The latest survey from British Marine shows a slight decline in overall boating participation, with motor cruising attracting 421,000 people
Poor weather conditions and an overall downward trend in recreational sports led to a 0.6 percentage point decline in boating participation last year, according to the latest survey from British Marine.
The industry body surveyed a representative sample of 12,000 Britons as part of its annual Watersports Participation Survey, the results of which are published today.
The study looked at 12 core boating activities (ranging from motor cruising and sailing to canoeing and surfing), and concludes that they were hindered by worse than average weather during 2015.
Canoeing remains the UK’s most popular boating activity by far, with 1.42million people actively involved in 2015, up 28.8% over the past decade.
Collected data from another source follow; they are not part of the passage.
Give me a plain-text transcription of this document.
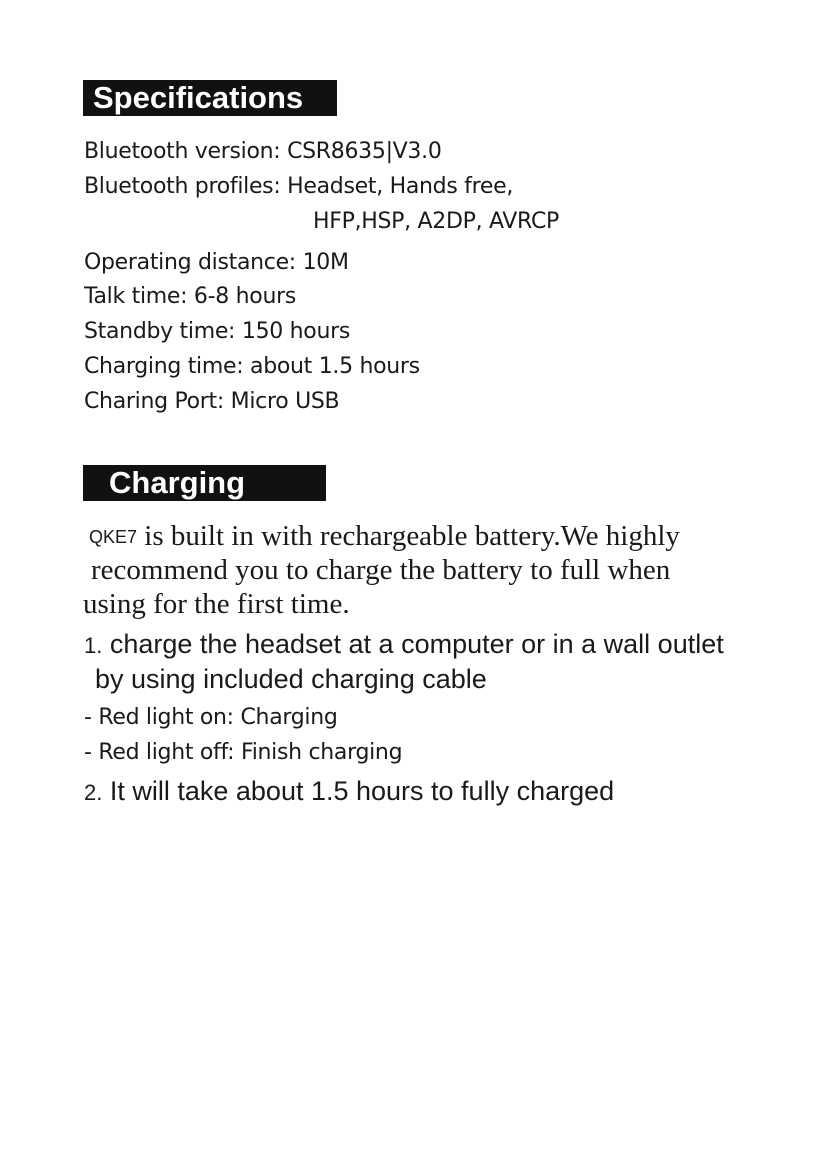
Specifications
Bluetooth version: CSR8635|V3.0
Bluetooth profiles: Headset, Hands free,
HFP,HSP, A2DP, AVRCP
Operating distance: 10M
Talk time: 6-8 hours
Standby time: 150 hours
Charging time: about 1.5 hours
Charing Port: Micro USB
Charging
QKE7 is built in with rechargeable battery.We highly
recommend you to charge the battery to full when
using for the first time.
1. charge the headset at a computer or in a wall outlet
by using included charging cable
- Red light on: Charging
- Red light off: Finish charging
2. It will take about 1.5 hours to fully charged
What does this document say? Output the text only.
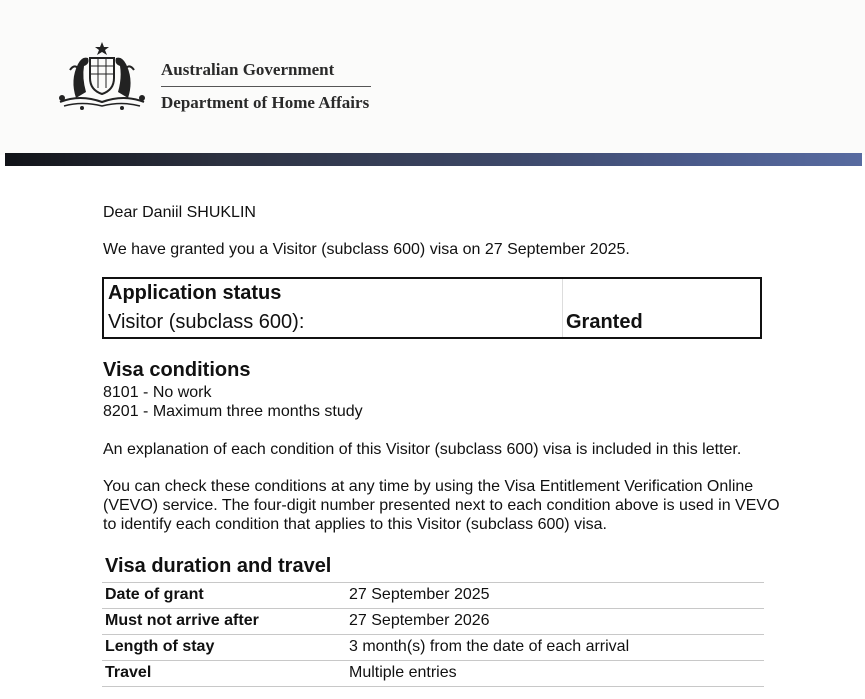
Australian Government
Department of Home Affairs
Dear Daniil SHUKLIN
We have granted you a Visitor (subclass 600) visa on 27 September 2025.
Application status
Visitor (subclass 600):	Granted
Visa conditions
8101 - No work
8201 - Maximum three months study
An explanation of each condition of this Visitor (subclass 600) visa is included in this letter.
You can check these conditions at any time by using the Visa Entitlement Verification Online (VEVO) service. The four-digit number presented next to each condition above is used in VEVO to identify each condition that applies to this Visitor (subclass 600) visa.
Visa duration and travel
Date of grant	27 September 2025
Must not arrive after	27 September 2026
Length of stay	3 month(s) from the date of each arrival
Travel	Multiple entries
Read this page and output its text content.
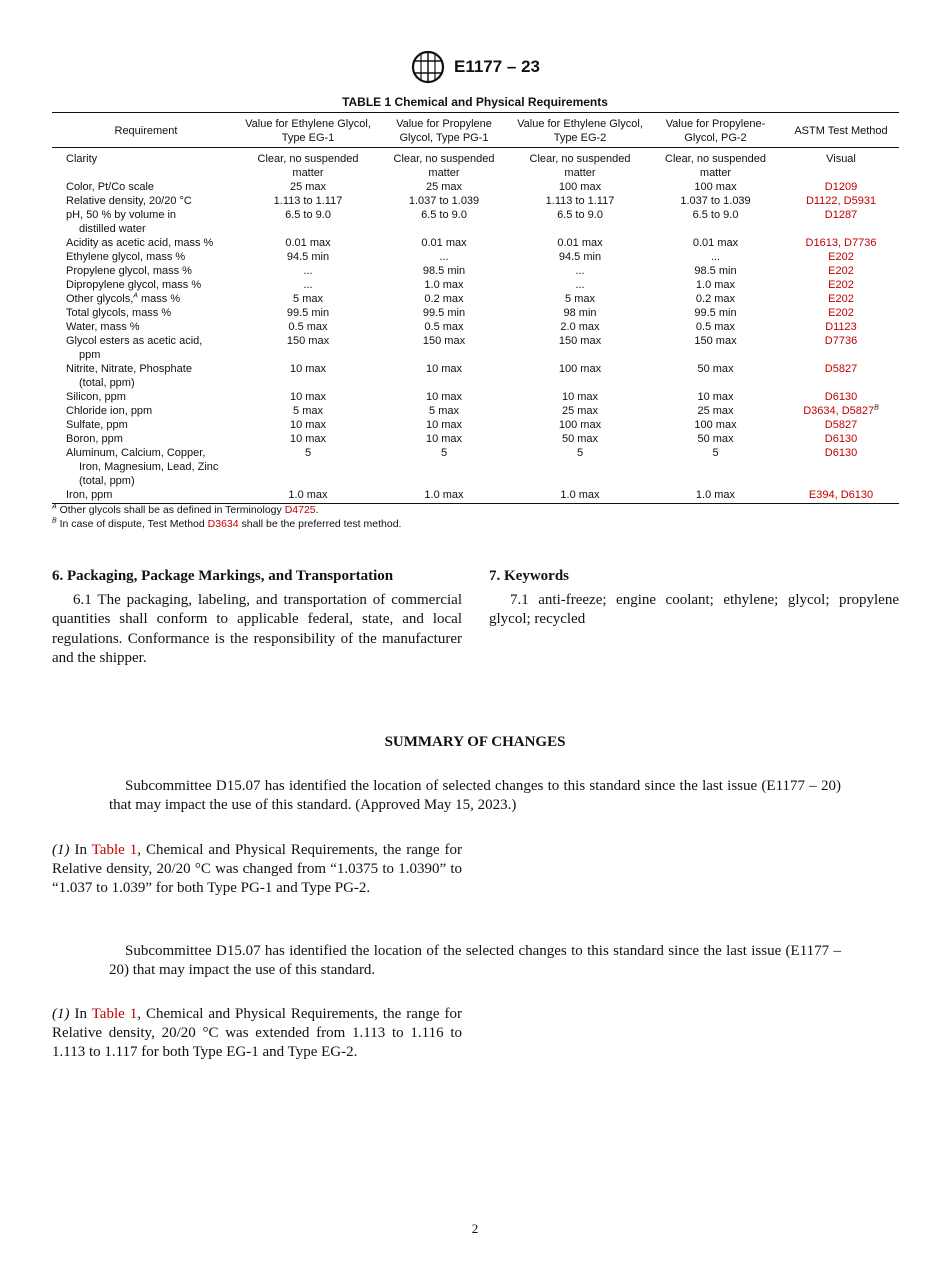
E1177 – 23
TABLE 1 Chemical and Physical Requirements
Requirement	Value for Ethylene Glycol, Type EG-1	Value for Propylene Glycol, Type PG-1	Value for Ethylene Glycol, Type EG-2	Value for Propylene-Glycol, PG-2	ASTM Test Method
Clarity	Clear, no suspended matter	Clear, no suspended matter	Clear, no suspended matter	Clear, no suspended matter	Visual
Color, Pt/Co scale	25 max	25 max	100 max	100 max	D1209
Relative density, 20/20 °C	1.113 to 1.117	1.037 to 1.039	1.113 to 1.117	1.037 to 1.039	D1122, D5931
pH, 50 % by volume in
distilled water	6.5 to 9.0	6.5 to 9.0	6.5 to 9.0	6.5 to 9.0	D1287
Acidity as acetic acid, mass %	0.01 max	0.01 max	0.01 max	0.01 max	D1613, D7736
Ethylene glycol, mass %	94.5 min	...	94.5 min	...	E202
Propylene glycol, mass %	...	98.5 min	...	98.5 min	E202
Dipropylene glycol, mass %	...	1.0 max	...	1.0 max	E202
Other glycols,$^A$ mass %	5 max	0.2 max	5 max	0.2 max	E202
Total glycols, mass %	99.5 min	99.5 min	98 min	99.5 min	E202
Water, mass %	0.5 max	0.5 max	2.0 max	0.5 max	D1123
Glycol esters as acetic acid,
ppm	150 max	150 max	150 max	150 max	D7736
Nitrite, Nitrate, Phosphate
(total, ppm)	10 max	10 max	100 max	50 max	D5827
Silicon, ppm	10 max	10 max	10 max	10 max	D6130
Chloride ion, ppm	5 max	5 max	25 max	25 max	D3634, $D5827^B$
Sulfate, ppm	10 max	10 max	100 max	100 max	D5827
Boron, ppm	10 max	10 max	50 max	50 max	D6130
Aluminum, Calcium, Copper,
Iron, Magnesium, Lead, Zinc (total, ppm)	5	5	5	5	D6130
Iron, ppm	1.0 max	1.0 max	1.0 max	1.0 max	E394, D6130
$^A$ Other glycols shall be as defined in Terminology D4725.
$^B$ In case of dispute, Test Method D3634 shall be the preferred test method.
6. Packaging, Package Markings, and Transportation

6.1 The packaging, labeling, and transportation of commercial quantities shall conform to applicable federal, state, and local regulations. Conformance is the responsibility of the manufacturer and the shipper.

7. Keywords

7.1 anti-freeze; engine coolant; ethylene; glycol; propylene glycol; recycled

SUMMARY OF CHANGES
Subcommittee D15.07 has identified the location of selected changes to this standard since the last issue (E1177 – 20) that may impact the use of this standard. (Approved May 15, 2023.)
(1) In Table 1, Chemical and Physical Requirements, the range for Relative density, 20/20 °C was changed from “1.0375 to 1.0390” to “1.037 to 1.039” for both Type PG-1 and Type PG-2.
Subcommittee D15.07 has identified the location of the selected changes to this standard since the last issue (E1177 – 20) that may impact the use of this standard.
(1) In Table 1, Chemical and Physical Requirements, the range for Relative density, 20/20 °C was extended from 1.113 to 1.116 to 1.113 to 1.117 for both Type EG-1 and Type EG-2.
2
By contrast, motor cruising and sailing attract less than 1% of the UK population (421,000 and 418,000 respectively).
Meanwhile domestic boating continues to rise, with 95% of boaters keeping their vessel in the UK. This figure has been rising steadily since 2010.
What’s more, those who do choose to take part in boating activities are becoming more frequent hobbyists, with the average boater taking six trips in 2016, compared with five trips in 2013.
Other findings included a 1.6% year-on-year decline in watersports participation, although the total figure of 12.4million is still higher than it was before the 2012 London Olympics.
Despite the overall downward trend for 2015, Howard Pridding, chief executive of British Marine, sees many reasons to be upbeat about the prospects for a rebound in 2016:
“The forthcoming months offer tremendous opportunities to encourage more people to get out on the water.
“By building on the exposure that the 2016 Olympics & Paralympics and the Louis Vuitton America’s Cup World Series brings to our industry, more people will be able to take the chance to safely enjoy the rich experiences that being on the water can provide.”